I think ultimately there's not enough of an opportunity for them, here, to localize enough. Real estate [in NZ] might be a $5-10M per year market - it's great business for us, but I don't think it's worth the while of those big guys. I think where we're slightly at risk - and where we try not to do any work - is in areas that can be delivered on from international players. So if you take applications that need very little localization and work really well around the world, like Skype or IM clients or Google [search] or Windows... you put a bit of language regionalisation on it, but basically it does what it does and it works everywhere.

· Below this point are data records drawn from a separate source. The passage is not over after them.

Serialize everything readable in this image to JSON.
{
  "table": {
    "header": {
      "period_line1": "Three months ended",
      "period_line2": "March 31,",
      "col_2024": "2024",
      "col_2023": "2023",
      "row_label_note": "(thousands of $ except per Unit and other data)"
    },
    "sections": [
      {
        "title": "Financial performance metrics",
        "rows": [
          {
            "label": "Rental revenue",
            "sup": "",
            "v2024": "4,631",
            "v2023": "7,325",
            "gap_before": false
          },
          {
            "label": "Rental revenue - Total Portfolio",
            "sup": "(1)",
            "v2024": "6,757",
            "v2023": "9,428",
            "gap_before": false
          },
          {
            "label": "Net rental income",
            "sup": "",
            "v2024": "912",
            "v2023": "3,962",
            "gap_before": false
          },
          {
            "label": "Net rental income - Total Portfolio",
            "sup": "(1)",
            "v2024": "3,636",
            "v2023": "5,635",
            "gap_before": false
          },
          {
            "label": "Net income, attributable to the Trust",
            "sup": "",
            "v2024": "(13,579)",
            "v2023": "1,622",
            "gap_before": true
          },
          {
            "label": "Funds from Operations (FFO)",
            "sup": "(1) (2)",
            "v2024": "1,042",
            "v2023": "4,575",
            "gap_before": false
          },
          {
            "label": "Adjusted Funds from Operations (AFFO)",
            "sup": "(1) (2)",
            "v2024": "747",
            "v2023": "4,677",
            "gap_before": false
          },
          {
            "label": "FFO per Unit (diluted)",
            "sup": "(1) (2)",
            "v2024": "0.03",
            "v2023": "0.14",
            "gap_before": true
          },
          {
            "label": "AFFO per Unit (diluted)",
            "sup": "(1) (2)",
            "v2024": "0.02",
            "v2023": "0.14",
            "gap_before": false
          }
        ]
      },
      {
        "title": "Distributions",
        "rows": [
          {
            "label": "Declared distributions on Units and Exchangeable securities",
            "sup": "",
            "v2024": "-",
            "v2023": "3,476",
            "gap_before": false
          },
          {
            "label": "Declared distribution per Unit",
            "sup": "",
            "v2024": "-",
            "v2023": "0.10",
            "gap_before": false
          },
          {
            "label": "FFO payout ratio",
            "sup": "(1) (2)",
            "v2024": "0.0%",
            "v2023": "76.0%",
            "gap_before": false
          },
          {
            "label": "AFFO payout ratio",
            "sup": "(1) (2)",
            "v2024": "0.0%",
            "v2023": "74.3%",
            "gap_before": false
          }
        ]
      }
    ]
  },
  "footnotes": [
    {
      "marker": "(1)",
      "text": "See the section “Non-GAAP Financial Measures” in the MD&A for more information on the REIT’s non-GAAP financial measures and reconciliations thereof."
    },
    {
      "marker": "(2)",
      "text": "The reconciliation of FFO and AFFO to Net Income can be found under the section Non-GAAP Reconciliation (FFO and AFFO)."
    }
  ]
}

Whereas what we're doing is - e.g. if I'm selling my couch, it's really important for me to sell it to the biggest market of people who are practically able to buy my couch... not to the world. So that's a very local application. We try and focus on things where we have the ability to basically get the first mover advantage and get very very strong locally. And customize our product to be local, where we're the best. [But] we're not going to build Skype or anything, because Skype is always going to be better at that than we will be."
Richard: Just on that point, why do you think eBay was never successful in the NZ market? Or did they just not notice it until it was too late and you guys had too much momentum?
Sam: "Bit of both, they were a little late in and then they launched in US dollars."
Rowan: "And they had a cheesy picture of a kiwi holding an All Blacks jersey - it just didn't quite gel."
Sam: "And they didn't really spend the money. What they did well in Australia - and they were successful in Australia - was they put some people into it, they built a new AU dollar 'only search Australian things' website. They spent a shitload of money on advertising and they basically got first mover and got on the spiral first...they never got on their spiral here [in NZ] because they fucked up a few fundamentals, like currency..."
Richard: Will you expand into the Australian market - even the Asian market in future? Or will you remain rooted in NZ and that's where your core business will be and you won't expand much from there?
Sam: "I think the businesses we're in at the moment are largely geographically confined to where we are. Auction, classifieds etc - the biggest website always wins. There's one already in Australia, so we can't take auctions there really. It's very competitive in classifieds. There are big winners in those markets already. Same with jobs... So I don't think there's anything there."
Rowan: "In terms of new innovations, it's very possible [we'll expand]. We have a lot of smart people - at some stage something might come up that's a global application rather than just for New Zealand. I think we're better placed to hit markets like Australia and the US, purely from a language and localization perspective, than we are Asia."
We also chatted at the end about the NZ market in general and what potential there is for web startups in NZ, but I'll include that discussion in my upcoming 'Top New Zealand Web Apps' post - as part of my international web apps series.
In summary I think there's a lot to learn from TradeMe's example, particularly for smaller countries - where being first mover and capturing key vertical markets can be the secret to success.
But also the big countries like the US and UK can learn from this that localization matters - a lot more than the giant Internet companies perhaps think.